The U.S. Supreme Court yesterday rejected the Securities and Exchange Commission’s longtime method of appointing administrative law judges (ALJs) to hear actions brought by its enforcement division. In Lucia v. Securities and Exchange Commission, the Court held that ALJs were “Officers of the United States,” and therefore under the Constitution, could not be lawfully appointed by SEC staff members, as ALJs are, rather than by the SEC commissioners.
At issue was a practice of great interest both to lawyers defending SEC enforcement actions, as well as political leaders and scholars of U.S. administrative law. Because the decision interpreted the Appointments Clause of Article 2 of the Constitution, it will likely be cited in litigation over appointment of other administrative agency officials, and used in an attempt to limit agency powers. While it will immediately result in a new hearing for the parties in the case, the ultimate implications of Lucia may not become known for years.
Under the Appointments Clause, “principal officers” may be appointed only by the President, while Congress may authorize “inferior officers” to be appointed by the President alone, a court, or a department head (here it was acknowledged by all parties that the SEC, unlike its staff, is a department head).
The case involved what has become a typical SEC action, a civil enforcement suit against an investment company and its principal, Raymond Lucia, for violating the Investment Advisers Act through misleading sales presentations. The ALJ hearing the case found for the SEC, and imposed civil penalties of $300,000 and a lifetime bar from the investment industry. In enforcing the securities laws, the SEC often has a choice of whether to bring an action in U.S. District Court or before its own ALJs.
The Supreme Court held that because the action was decided by an unconstitutionally appointed ALJ, Lucia and his company were entitled to a new hearing before a different ALJ.
Justice Elena Kagan wrote the majority opinion, from which Justices Sonia Sotomayor and Ruth Ginsburg dissented, and from which Justice Stephen Breyer dissented in part. The opinion was decided on relatively narrow grounds, holding that the result was controlled by a 1991 decision in which the Court held that “special trial judges” of the U.S. Tax Court were officers under the Constitution. Like the Tax Court officials, the Court stated, SEC ALJs exercise “significant discretion” in performing “important functions,” which meant they were officers, not simply employees.
While the appeal in the case was pending, the SEC issued an order ratifying the prior appointments of its ALJs. The appellants contended that order was invalid. The Court declined to address the issue, since it is possible that the “SEC may decide to conduct the hearing itself,” or “may assign the hearing to an ALJ who has received a constitutional appointment independent of the ratification.”

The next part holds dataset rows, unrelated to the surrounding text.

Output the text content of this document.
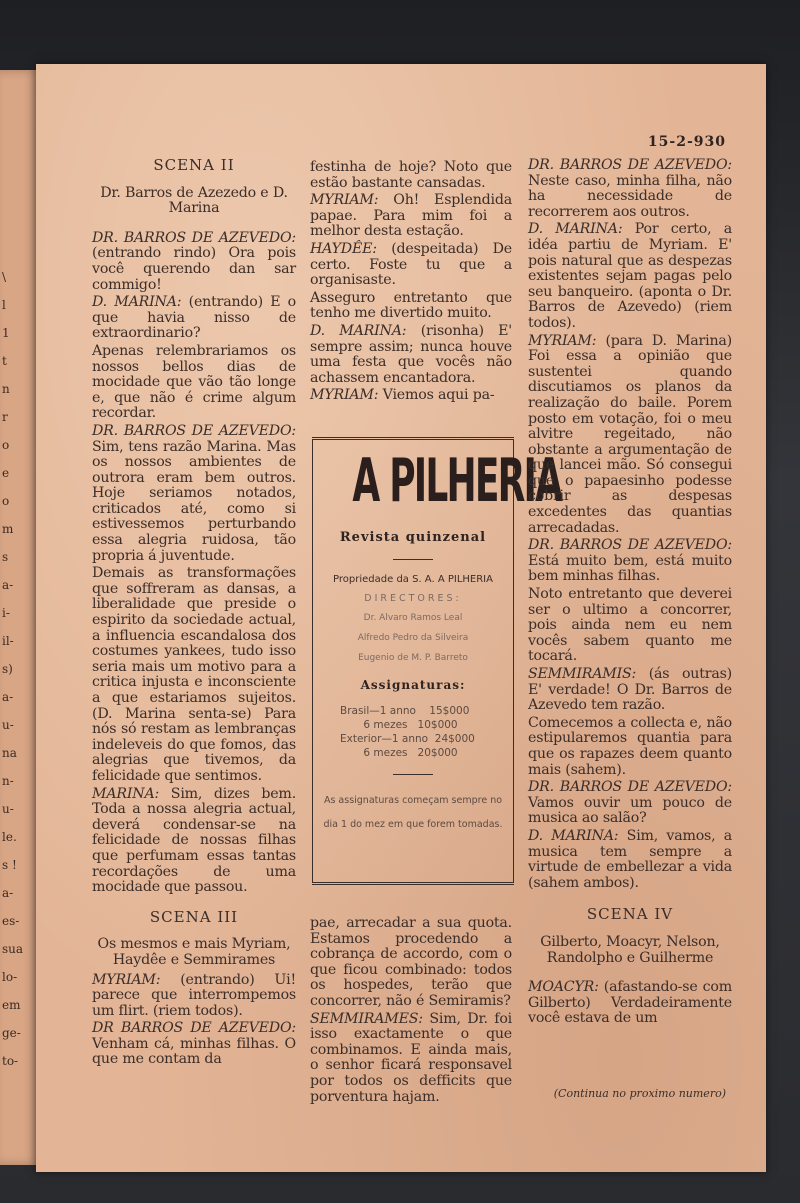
\
l
1
t
n
r
o
e
o
m
s
a-
i-
il-
s)
a-
u-
na
n-
u-
le.
s !
a-
es-
sua
lo-
em
ge-
to-
15-2-930
SCENA II
Dr. Barros de Azezedo e D. Marina

DR. BARROS DE AZEVEDO: (entrando rindo) Ora pois você querendo dan sar commigo!

D. MARINA: (entrando) E o que havia nisso de extraordinario?

Apenas relembrariamos os nossos bellos dias de mocidade que vão tão longe e, que não é crime algum recordar.

DR. BARROS DE AZEVEDO: Sim, tens razão Marina. Mas os nossos ambientes de outrora eram bem outros. Hoje seriamos notados, criticados até, como si estivessemos perturbando essa alegria ruidosa, tão propria á juventude.

Demais as transformações que soffreram as dansas, a liberalidade que preside o espirito da sociedade actual, a influencia escandalosa dos costumes yankees, tudo isso seria mais um motivo para a critica injusta e inconsciente a que estariamos sujeitos. (D. Marina senta-se) Para nós só restam as lembranças indeleveis do que fomos, das alegrias que tivemos, da felicidade que sentimos.

MARINA: Sim, dizes bem. Toda a nossa alegria actual, deverá condensar-se na felicidade de nossas filhas que perfumam essas tantas recordações de uma mocidade que passou.

SCENA III
Os mesmos e mais Myriam, Haydêe e Semmirames

MYRIAM: (entrando) Ui! parece que interrompemos um flirt. (riem todos).

DR BARROS DE AZEVEDO: Venham cá, minhas filhas. O que me contam da

festinha de hoje? Noto que estão bastante cansadas.

MYRIAM: Oh! Esplendida papae. Para mim foi a melhor desta estação.

HAYDÊE: (despeitada) De certo. Foste tu que a organisaste.

Asseguro entretanto que tenho me divertido muito.

D. MARINA: (risonha) E' sempre assim; nunca houve uma festa que vocês não achassem encantadora.

MYRIAM: Viemos aqui pa-

A PILHERIA
Revista quinzenal
Propriedade da S. A. A PILHERIA
DIRECTORES:
Dr. Alvaro Ramos Leal
Alfredo Pedro da Silveira
Eugenio de M. P. Barreto
Assignaturas:
Brasil—1 anno    15$000
6 mezes   10$000
Exterior—1 anno  24$000
6 mezes   20$000
As assignaturas começam sempre no dia 1 do mez em que forem tomadas.

pae, arrecadar a sua quota. Estamos procedendo a cobrança de accordo, com o que ficou combinado: todos os hospedes, terão que concorrer, não é Semiramis?

SEMMIRAMES: Sim, Dr. foi isso exactamente o que combinamos. E ainda mais, o senhor ficará responsavel por todos os defficits que porventura hajam.

DR. BARROS DE AZEVEDO: Neste caso, minha filha, não ha necessidade de recorrerem aos outros.

D. MARINA: Por certo, a idéa partiu de Myriam. E' pois natural que as despezas existentes sejam pagas pelo seu banqueiro. (aponta o Dr. Barros de Azevedo) (riem todos).

MYRIAM: (para D. Marina) Foi essa a opinião que sustentei quando discutiamos os planos da realização do baile. Porem posto em votação, foi o meu alvitre regeitado, não obstante a argumentação de que lancei mão. Só consegui que o papaesinho podesse cobrir as despesas excedentes das quantias arrecadadas.

DR. BARROS DE AZEVEDO: Está muito bem, está muito bem minhas filhas.

Noto entretanto que deverei ser o ultimo a concorrer, pois ainda nem eu nem vocês sabem quanto me tocará.

SEMMIRAMIS: (ás outras) E' verdade! O Dr. Barros de Azevedo tem razão.

Comecemos a collecta e, não estipularemos quantia para que os rapazes deem quanto mais (sahem).

DR. BARROS DE AZEVEDO: Vamos ouvir um pouco de musica ao salão?

D. MARINA: Sim, vamos, a musica tem sempre a virtude de embellezar a vida (sahem ambos).

SCENA IV
Gilberto, Moacyr, Nelson, Randolpho e Guilherme

MOACYR: (afastando-se com Gilberto) Verdadeiramente você estava de um

(Continua no proximo numero)
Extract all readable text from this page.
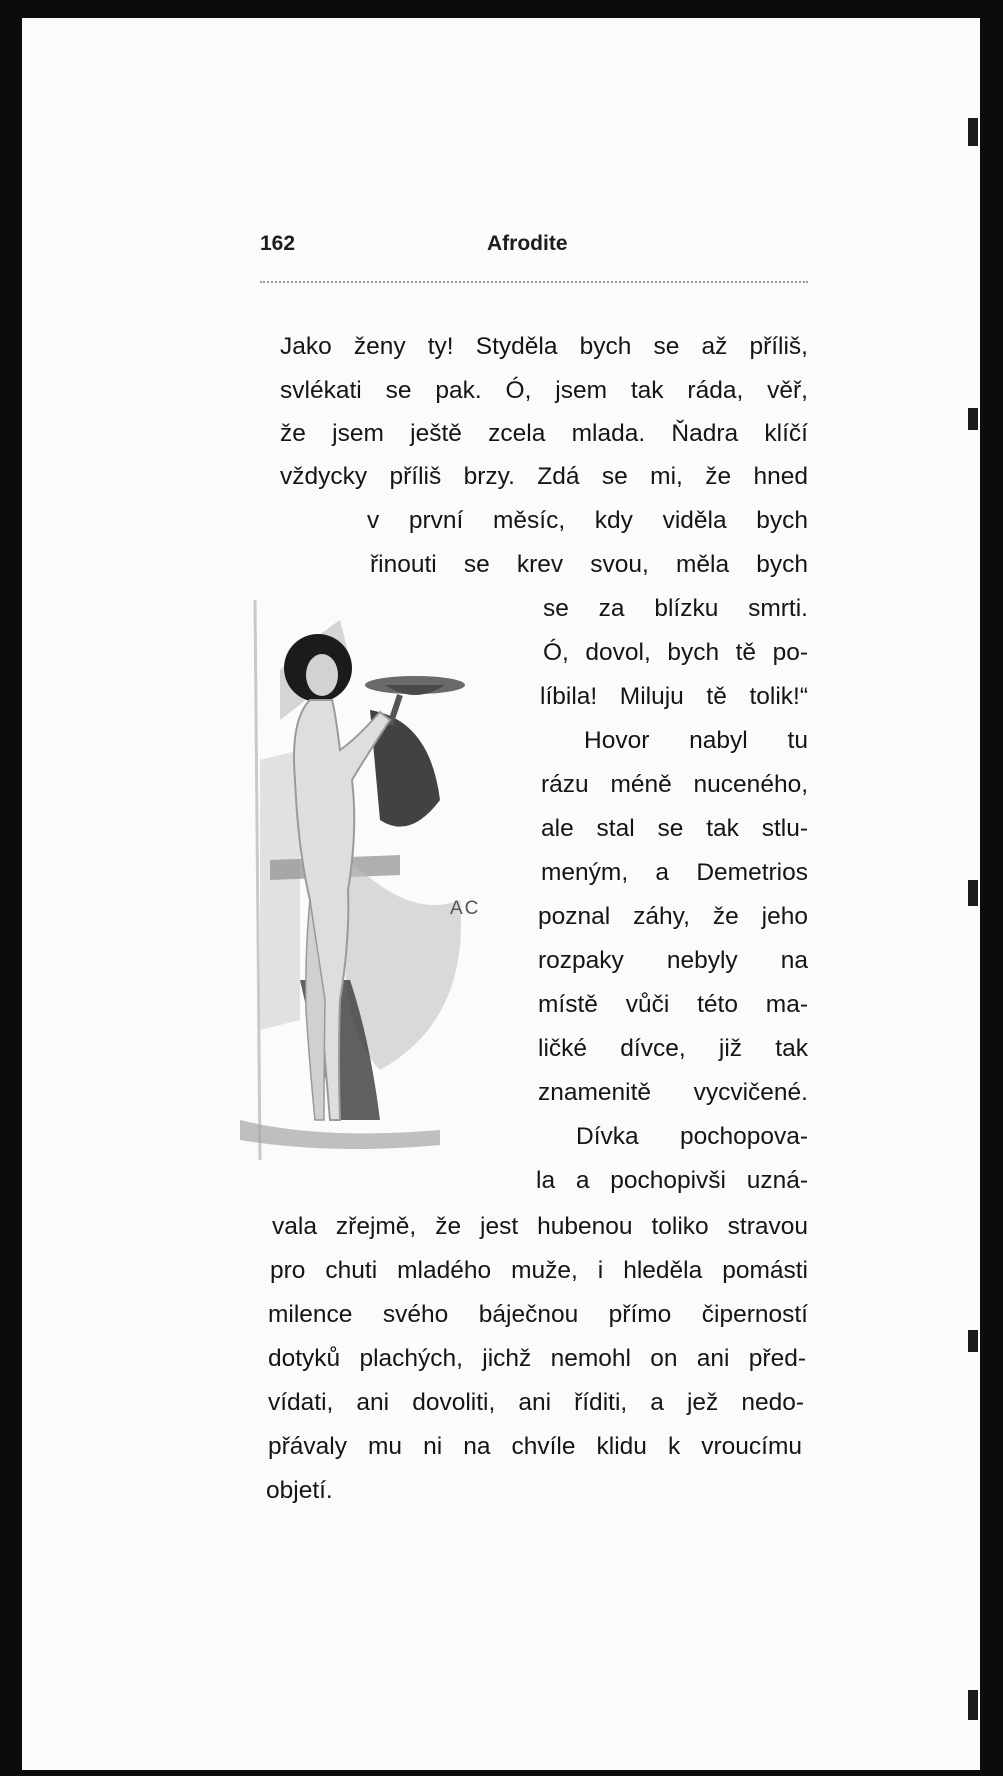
162	Afrodite
Jako ženy ty! Styděla bych se až příliš,
svlékati se pak. Ó, jsem tak ráda, věř,
že jsem ještě zcela mlada. Ňadra klíčí
vždycky příliš brzy. Zdá se mi, že hned
v první měsíc, kdy viděla bych
řinouti se krev svou, měla bych
se za blízku smrti.
Ó, dovol, bych tě po-
líbila! Miluju tě tolik!“
Hovor nabyl tu
rázu méně nuceného,
ale stal se tak stlu-
meným, a Demetrios
poznal záhy, že jeho
rozpaky nebyly na
místě vůči této ma-
ličké dívce, již tak
znamenitě vycvičené.
Dívka pochopova-
la a pochopivši uzná-
vala zřejmě, že jest hubenou toliko stravou
pro chuti mladého muže, i hleděla pomásti
milence svého báječnou přímo čiperností
dotyků plachých, jichž nemohl on ani před-
vídati, ani dovoliti, ani říditi, a jež nedo-
přávaly mu ni na chvíle klidu k vroucímu
objetí.
AC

In another development during the pendency of the case, following the election of President Trump, the government changed its position and argued that the appointments were unconstitutional, the position that ultimately prevailed. The government also asked the Court to address the constitutionality of the currently applicable civil service restrictions on removing ALJs. Because that issue has not been addressed in the lower courts, the Supreme Court declined to address it in its decision. In the future, however, opponents of administrative agency powers can be expected to seek to invalidate those removal restrictions, and thus enhance elected officials’ control over ALJs.